Her hospital had to do extra work to set up stations where doctors could video-chat with their patients, a cost other health systems didn’t have to bear. Now, it’s bracing for another difficult year treating sicker patients.

“We’re seeing an increase in suicide, a lot more stroke, a lot more heart attack,” Ms. Sutton said, “and a decline in routine maintenance for fear of contracting Covid.”

Some of the early decisions facing the Biden team are small, practical ones: Should Medicare continue paying the high but temporary reimbursement rates it offered for telemedicine visits this year, a signal that would encourage private plans to do the same?

“Imagine I’m a primary care practice, I’ve taken a big financial hit already, and I’m trying to decide: Do I make a big investment in telemedicine or not?” said Dr. Ateev Mehrotra, a Harvard health researcher. “It’s tough for a clinical practice to not know what you’ll get paid in a week or two.”

Other decisions are bigger, like whether to provide additional stimulus funding for health providers and how to allocate it.

Doctors know patients have been putting off some kinds of care and are bracing for the consequences. Dr. Mehrotra and his colleagues published research this week finding that fewer patients are starting opioid addiction treatment during the pandemic, as some providers feel uncomfortable prescribing a new drug without an in-person meeting.

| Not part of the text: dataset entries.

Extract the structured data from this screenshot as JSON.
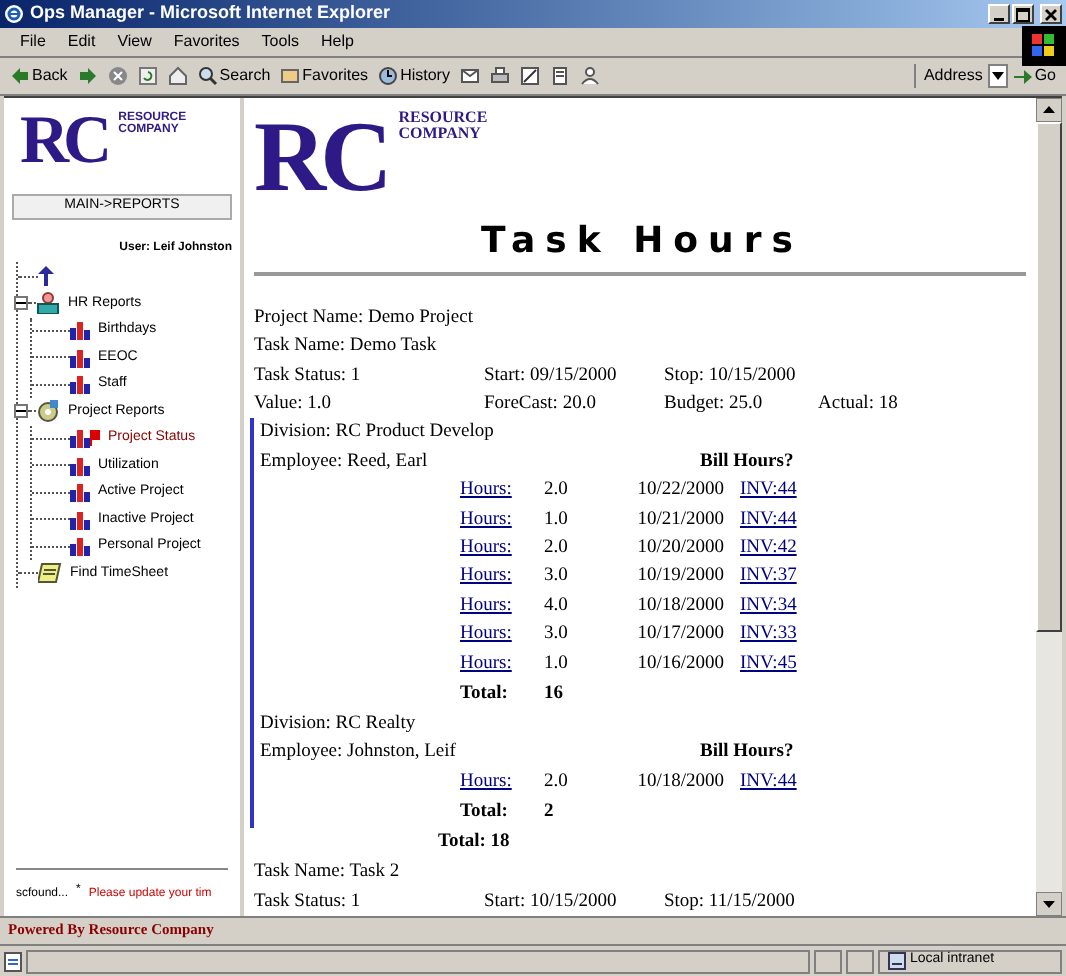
{
  "window": {
    "title": "Ops Manager - Microsoft Internet Explorer"
  },
  "menu": [
    "File",
    "Edit",
    "View",
    "Favorites",
    "Tools",
    "Help"
  ],
  "toolbar": {
    "back": "Back",
    "search": "Search",
    "favorites": "Favorites",
    "history": "History",
    "address_label": "Address",
    "go": "Go"
  },
  "sidebar": {
    "logo": {
      "mark": "RC",
      "line_1": "RESOURCE",
      "line_2": "COMPANY"
    },
    "nav_button": "MAIN->REPORTS",
    "user": "User: Leif Johnston",
    "tree": [
      {
        "label": "HR Reports",
        "kind": "people",
        "expanded": true,
        "selected": false,
        "children": [
          {
            "label": "Birthdays",
            "kind": "chart",
            "selected": false
          },
          {
            "label": "EEOC",
            "kind": "chart",
            "selected": false
          },
          {
            "label": "Staff",
            "kind": "chart",
            "selected": false
          }
        ]
      },
      {
        "label": "Project Reports",
        "kind": "gear",
        "expanded": true,
        "selected": false,
        "children": [
          {
            "label": "Project Status",
            "kind": "chart",
            "selected": true
          },
          {
            "label": "Utilization",
            "kind": "chart",
            "selected": false
          },
          {
            "label": "Active Project",
            "kind": "chart",
            "selected": false
          },
          {
            "label": "Inactive Project",
            "kind": "chart",
            "selected": false
          },
          {
            "label": "Personal Project",
            "kind": "chart",
            "selected": false
          }
        ]
      },
      {
        "label": "Find TimeSheet",
        "kind": "sheet",
        "selected": false
      }
    ],
    "footer": {
      "left": "scfound...",
      "mark": "*",
      "notice": "Please update your tim"
    }
  },
  "main": {
    "logo": {
      "mark": "RC",
      "line_1": "RESOURCE",
      "line_2": "COMPANY"
    },
    "title": "Task Hours",
    "blocks": [
      {
        "kind": "info",
        "rows": [
          [
            "Project Name: Demo Project"
          ],
          [
            "Task Name: Demo Task"
          ],
          [
            "Task Status: 1",
            "Start: 09/15/2000",
            "Stop: 10/15/2000"
          ],
          [
            "Value: 1.0",
            "ForeCast: 20.0",
            "Budget: 25.0",
            "Actual: 18"
          ]
        ]
      },
      {
        "kind": "division",
        "division": "Division: RC Product Develop",
        "employee": "Employee: Reed, Earl",
        "bill_header": "Bill Hours?",
        "total_label": "Total:",
        "total": "16",
        "entries": [
          {
            "link": "Hours:",
            "hours": "2.0",
            "date": "10/22/2000",
            "invoice": "INV:44"
          },
          {
            "link": "Hours:",
            "hours": "1.0",
            "date": "10/21/2000",
            "invoice": "INV:44"
          },
          {
            "link": "Hours:",
            "hours": "2.0",
            "date": "10/20/2000",
            "invoice": "INV:42"
          },
          {
            "link": "Hours:",
            "hours": "3.0",
            "date": "10/19/2000",
            "invoice": "INV:37"
          },
          {
            "link": "Hours:",
            "hours": "4.0",
            "date": "10/18/2000",
            "invoice": "INV:34"
          },
          {
            "link": "Hours:",
            "hours": "3.0",
            "date": "10/17/2000",
            "invoice": "INV:33"
          },
          {
            "link": "Hours:",
            "hours": "1.0",
            "date": "10/16/2000",
            "invoice": "INV:45"
          }
        ]
      },
      {
        "kind": "division",
        "division": "Division: RC Realty",
        "employee": "Employee: Johnston, Leif",
        "bill_header": "Bill Hours?",
        "total_label": "Total:",
        "total": "2",
        "entries": [
          {
            "link": "Hours:",
            "hours": "2.0",
            "date": "10/18/2000",
            "invoice": "INV:44"
          }
        ]
      },
      {
        "kind": "grand_total",
        "text": "Total: 18"
      },
      {
        "kind": "info",
        "rows": [
          [
            "Task Name: Task 2"
          ],
          [
            "Task Status: 1",
            "Start: 10/15/2000",
            "Stop: 11/15/2000"
          ]
        ]
      }
    ]
  },
  "powered_by": "Powered By Resource Company",
  "status_bar": {
    "zone": "Local intranet"
  }
}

The Biden administration’s policies will help determine how providers care for this sicker population while health insurance coverage is declining. To increase sign-ups, the administration could use waivers expanding Medicaid coverage or restore the Affordable Care Act’s advertising budget. Bigger coverage expansions, like a public option that would allow all Americans to sign up for Medicare, would require congressional approval.

“There’s a big population I’m really worried about that has diabetes, hypertension and heart failure, and deferred all this care,” Dr. Mehrotra said. “The accumulation of not getting care will result in complications. But at this point it’s unclear what exactly those complications of illness will look like.”